Pendant que des familles à Awendjé se battent pour trouver de l’eau, que des mères cherchent à nourrir leurs enfants et que les hôpitaux tombent en ruine, l’État a trouvé SA priorité nationale : ériger, une fois de plus, un monument, cette fois en hommage à Marcel Éloi Rahandy Chambrier.
Un monument. Encore un. Encore du bronze, encore du béton, encore du tape-à-l’œil. On dirait que le pays veut devenir la capitale mondiale des ronds-points sculptés.
Mais une question simple presque enfantine s’impose : Oligui, tu veux que les Gabonais fassent quoi du bronze ? Le bouillir ? Le griller ? Le cuisiner ?

Parce que la réalité, la vraie, la brutale, c’est que les Gabonais ont faim. Ils n’ont pas besoin d’un monument. Ils n’ont pas besoin d’une statue. Ils n’ont pas besoin de poser devant du bronze flambant neuf.
Ils ont besoin d’eau. De pain. De lumière. De soins. De vie.
Mais non : on préfère polir du bronze pendant que le peuple polie sa misère. Les autorités ont mobilisé de gros moyens. Très gros. On voit les camions, les échafaudages, les ouvriers, les projecteurs… On voit l’argent. L’argent public. Comme si le pays n’avait rien de plus urgent à régler.

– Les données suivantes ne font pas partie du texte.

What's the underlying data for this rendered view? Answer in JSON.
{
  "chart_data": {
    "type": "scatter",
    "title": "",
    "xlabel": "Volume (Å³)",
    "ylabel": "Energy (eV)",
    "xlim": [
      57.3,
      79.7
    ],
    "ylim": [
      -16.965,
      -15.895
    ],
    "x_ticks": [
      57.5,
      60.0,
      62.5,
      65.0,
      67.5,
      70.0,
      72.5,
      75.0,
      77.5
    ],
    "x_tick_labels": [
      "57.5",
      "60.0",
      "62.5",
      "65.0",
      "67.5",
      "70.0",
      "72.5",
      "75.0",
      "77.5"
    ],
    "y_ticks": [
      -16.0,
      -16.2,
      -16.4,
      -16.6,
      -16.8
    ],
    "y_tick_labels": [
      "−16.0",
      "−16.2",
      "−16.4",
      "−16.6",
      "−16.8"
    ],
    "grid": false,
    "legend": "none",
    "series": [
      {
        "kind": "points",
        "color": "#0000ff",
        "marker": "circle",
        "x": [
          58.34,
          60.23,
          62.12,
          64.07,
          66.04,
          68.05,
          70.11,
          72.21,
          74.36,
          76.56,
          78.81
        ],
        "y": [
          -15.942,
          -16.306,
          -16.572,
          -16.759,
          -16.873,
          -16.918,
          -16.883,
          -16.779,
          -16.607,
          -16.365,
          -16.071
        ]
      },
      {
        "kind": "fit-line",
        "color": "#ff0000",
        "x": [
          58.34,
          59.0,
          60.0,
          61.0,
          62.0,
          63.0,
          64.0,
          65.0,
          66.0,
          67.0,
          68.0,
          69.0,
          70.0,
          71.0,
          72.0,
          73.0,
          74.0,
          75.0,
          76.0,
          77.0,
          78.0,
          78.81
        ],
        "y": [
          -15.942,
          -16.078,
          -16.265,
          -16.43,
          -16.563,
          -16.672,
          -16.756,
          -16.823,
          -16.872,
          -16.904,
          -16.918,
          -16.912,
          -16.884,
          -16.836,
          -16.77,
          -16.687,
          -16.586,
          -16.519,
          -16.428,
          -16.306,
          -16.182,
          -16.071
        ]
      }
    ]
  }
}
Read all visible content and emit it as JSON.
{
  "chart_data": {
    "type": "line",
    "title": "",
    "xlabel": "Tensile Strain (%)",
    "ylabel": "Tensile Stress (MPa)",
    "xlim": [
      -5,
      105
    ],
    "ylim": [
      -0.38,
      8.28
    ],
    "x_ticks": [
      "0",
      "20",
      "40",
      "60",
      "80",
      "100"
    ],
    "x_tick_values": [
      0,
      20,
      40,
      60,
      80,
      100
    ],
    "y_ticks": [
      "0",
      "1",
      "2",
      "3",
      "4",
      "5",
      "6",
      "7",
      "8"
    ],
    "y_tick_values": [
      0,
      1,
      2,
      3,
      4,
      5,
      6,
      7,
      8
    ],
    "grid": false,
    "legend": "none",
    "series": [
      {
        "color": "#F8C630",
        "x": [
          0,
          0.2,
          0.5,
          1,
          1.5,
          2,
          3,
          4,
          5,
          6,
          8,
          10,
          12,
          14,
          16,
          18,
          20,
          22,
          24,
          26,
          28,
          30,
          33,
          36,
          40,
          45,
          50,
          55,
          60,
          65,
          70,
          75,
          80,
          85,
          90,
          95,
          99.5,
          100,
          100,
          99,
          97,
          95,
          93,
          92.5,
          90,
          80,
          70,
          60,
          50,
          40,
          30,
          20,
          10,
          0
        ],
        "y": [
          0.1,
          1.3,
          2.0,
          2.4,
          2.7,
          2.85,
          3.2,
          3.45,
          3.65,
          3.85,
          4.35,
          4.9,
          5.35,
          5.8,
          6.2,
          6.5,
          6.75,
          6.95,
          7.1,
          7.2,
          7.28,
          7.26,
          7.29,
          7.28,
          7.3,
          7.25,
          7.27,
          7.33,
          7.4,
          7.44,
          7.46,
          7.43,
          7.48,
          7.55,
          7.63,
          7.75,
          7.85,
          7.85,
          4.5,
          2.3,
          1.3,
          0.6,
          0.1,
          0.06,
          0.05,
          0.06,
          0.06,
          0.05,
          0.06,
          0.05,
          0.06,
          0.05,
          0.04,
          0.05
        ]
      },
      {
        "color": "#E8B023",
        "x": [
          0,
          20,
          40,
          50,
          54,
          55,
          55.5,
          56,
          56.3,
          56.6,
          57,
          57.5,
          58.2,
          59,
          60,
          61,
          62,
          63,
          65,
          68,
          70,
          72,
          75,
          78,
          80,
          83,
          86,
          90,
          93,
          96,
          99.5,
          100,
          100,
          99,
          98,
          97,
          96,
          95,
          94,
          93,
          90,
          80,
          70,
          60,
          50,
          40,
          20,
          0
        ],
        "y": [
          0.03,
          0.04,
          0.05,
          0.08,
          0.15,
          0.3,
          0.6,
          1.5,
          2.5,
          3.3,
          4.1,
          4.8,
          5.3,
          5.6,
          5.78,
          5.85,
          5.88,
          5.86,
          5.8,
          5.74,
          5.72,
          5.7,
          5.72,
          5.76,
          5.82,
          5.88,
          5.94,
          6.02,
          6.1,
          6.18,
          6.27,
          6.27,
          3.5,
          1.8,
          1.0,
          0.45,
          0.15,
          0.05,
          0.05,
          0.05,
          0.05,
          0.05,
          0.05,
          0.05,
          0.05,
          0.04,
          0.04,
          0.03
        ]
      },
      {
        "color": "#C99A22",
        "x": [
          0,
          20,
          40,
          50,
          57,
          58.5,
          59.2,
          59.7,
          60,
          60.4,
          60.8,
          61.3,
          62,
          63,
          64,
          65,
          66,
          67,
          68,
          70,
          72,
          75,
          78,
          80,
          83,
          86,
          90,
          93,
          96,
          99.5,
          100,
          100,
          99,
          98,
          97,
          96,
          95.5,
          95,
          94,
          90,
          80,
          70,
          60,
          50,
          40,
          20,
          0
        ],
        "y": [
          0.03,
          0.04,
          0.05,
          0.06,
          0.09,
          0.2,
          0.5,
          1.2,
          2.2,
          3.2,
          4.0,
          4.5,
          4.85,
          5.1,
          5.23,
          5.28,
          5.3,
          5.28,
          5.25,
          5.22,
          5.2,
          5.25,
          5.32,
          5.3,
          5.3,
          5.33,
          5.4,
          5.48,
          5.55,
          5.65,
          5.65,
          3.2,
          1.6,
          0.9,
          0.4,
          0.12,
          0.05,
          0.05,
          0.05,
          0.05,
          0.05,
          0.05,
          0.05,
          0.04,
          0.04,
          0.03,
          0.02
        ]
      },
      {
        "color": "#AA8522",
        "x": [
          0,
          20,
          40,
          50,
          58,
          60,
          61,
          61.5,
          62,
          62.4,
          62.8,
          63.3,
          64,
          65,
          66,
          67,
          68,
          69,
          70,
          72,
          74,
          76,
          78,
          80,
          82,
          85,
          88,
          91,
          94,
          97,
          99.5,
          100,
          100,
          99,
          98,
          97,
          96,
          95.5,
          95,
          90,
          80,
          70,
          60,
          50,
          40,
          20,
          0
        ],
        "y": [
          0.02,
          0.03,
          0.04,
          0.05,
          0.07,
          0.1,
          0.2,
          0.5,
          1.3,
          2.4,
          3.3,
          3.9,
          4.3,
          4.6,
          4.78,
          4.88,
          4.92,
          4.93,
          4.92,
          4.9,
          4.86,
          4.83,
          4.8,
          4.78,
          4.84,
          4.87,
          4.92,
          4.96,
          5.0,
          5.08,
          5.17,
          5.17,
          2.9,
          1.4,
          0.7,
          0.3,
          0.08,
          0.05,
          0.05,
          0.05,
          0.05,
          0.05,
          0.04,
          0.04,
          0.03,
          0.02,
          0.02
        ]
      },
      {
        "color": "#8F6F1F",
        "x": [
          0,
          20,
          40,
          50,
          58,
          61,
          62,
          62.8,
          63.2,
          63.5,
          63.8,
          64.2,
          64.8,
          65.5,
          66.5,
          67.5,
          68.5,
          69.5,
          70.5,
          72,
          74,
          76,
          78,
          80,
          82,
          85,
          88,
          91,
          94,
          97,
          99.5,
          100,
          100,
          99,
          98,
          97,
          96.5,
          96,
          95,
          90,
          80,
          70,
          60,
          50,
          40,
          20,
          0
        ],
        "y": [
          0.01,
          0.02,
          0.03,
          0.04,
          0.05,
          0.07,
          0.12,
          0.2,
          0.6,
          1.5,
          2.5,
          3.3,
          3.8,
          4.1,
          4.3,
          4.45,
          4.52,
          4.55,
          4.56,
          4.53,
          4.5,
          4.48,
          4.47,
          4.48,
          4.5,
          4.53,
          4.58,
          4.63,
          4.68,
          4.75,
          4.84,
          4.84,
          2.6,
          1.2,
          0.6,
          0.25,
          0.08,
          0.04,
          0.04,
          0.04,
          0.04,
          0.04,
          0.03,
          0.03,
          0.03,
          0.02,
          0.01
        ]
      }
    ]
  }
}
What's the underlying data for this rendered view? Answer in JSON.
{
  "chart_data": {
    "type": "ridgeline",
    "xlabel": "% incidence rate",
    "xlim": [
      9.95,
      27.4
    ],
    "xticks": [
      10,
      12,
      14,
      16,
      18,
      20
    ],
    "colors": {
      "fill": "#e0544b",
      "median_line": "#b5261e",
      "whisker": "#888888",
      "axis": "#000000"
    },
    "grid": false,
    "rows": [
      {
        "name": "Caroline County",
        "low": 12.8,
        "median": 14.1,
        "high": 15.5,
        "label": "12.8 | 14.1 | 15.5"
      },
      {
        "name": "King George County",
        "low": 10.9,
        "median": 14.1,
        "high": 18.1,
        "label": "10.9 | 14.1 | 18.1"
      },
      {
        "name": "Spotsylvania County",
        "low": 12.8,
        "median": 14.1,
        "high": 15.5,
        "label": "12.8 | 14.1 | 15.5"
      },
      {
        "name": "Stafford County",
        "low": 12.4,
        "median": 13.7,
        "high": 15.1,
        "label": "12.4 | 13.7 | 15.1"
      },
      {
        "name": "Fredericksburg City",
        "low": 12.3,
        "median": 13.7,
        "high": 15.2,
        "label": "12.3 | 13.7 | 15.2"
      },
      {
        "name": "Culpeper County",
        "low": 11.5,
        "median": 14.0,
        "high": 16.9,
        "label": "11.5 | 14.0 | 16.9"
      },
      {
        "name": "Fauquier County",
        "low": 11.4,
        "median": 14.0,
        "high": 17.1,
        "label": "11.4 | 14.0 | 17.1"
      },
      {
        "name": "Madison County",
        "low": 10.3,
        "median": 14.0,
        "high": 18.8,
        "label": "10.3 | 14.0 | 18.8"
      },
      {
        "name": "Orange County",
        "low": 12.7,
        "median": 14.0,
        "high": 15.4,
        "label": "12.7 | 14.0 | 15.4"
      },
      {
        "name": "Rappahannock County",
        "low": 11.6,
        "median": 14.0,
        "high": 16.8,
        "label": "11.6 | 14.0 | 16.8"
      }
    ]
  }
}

Des centaines de millions engloutis dans une statue pendant que des patients meurent faute de médicaments. C’est presque grotesque. Non… c’est tragique.
Et pendant qu’on nous parle de « restauration de l’honneur », de « dignité retrouvée », de « nouveau départ », Awendjé voit s’ériger un monument dans un quartier où l’eau manque, où l’électricité saute, où la pauvreté gagne. Un monument dans un désert social. Un monument pour masquer l’échec. Un monument pour occuper les esprits.
On dirait que le pouvoir s’est trompé de mission. Un chef d’État n’est pas un décorateur d’espace public. Il ne gère pas un musée. Il gère un peuple. Un peuple qui souffre, qui attend, qui endure… et qui regarde son argent se transformer en statue.
Pendant ce temps, Jeff Blampin pose la bonne question, la seule, la vraie : Avec quoi le Gabonais mange-t-il ? Le bronze ou l’espoir ? La réponse est simple : les deux sont creux.
On peut ériger mille statues, le ventre ne se remplit pas. On peut inaugurer des ronds-points en grande pompe, les hôpitaux ne guérissent pas. On peut sculpter tous les héros du passé, cela n’améliore pas le présent.
Oligui veut restaurer l’honneur du peuple. Très bien. Mais l’honneur ne se restaure pas avec du bronze. Il se restaure avec des actes. Avec des priorités humaines. Avec des décisions utiles. Avec du courage politique. Pas avec du bling-bling.
Cet article est écrit à partir d’une réflexion pertinente et percutante de Jeff Blampin, dont la lucidité sur la situation nous a semblé nécessaire à reprendre, approfondir et amplifier. Parce que parfois, il faut que certaines vérités soient dites plus fort.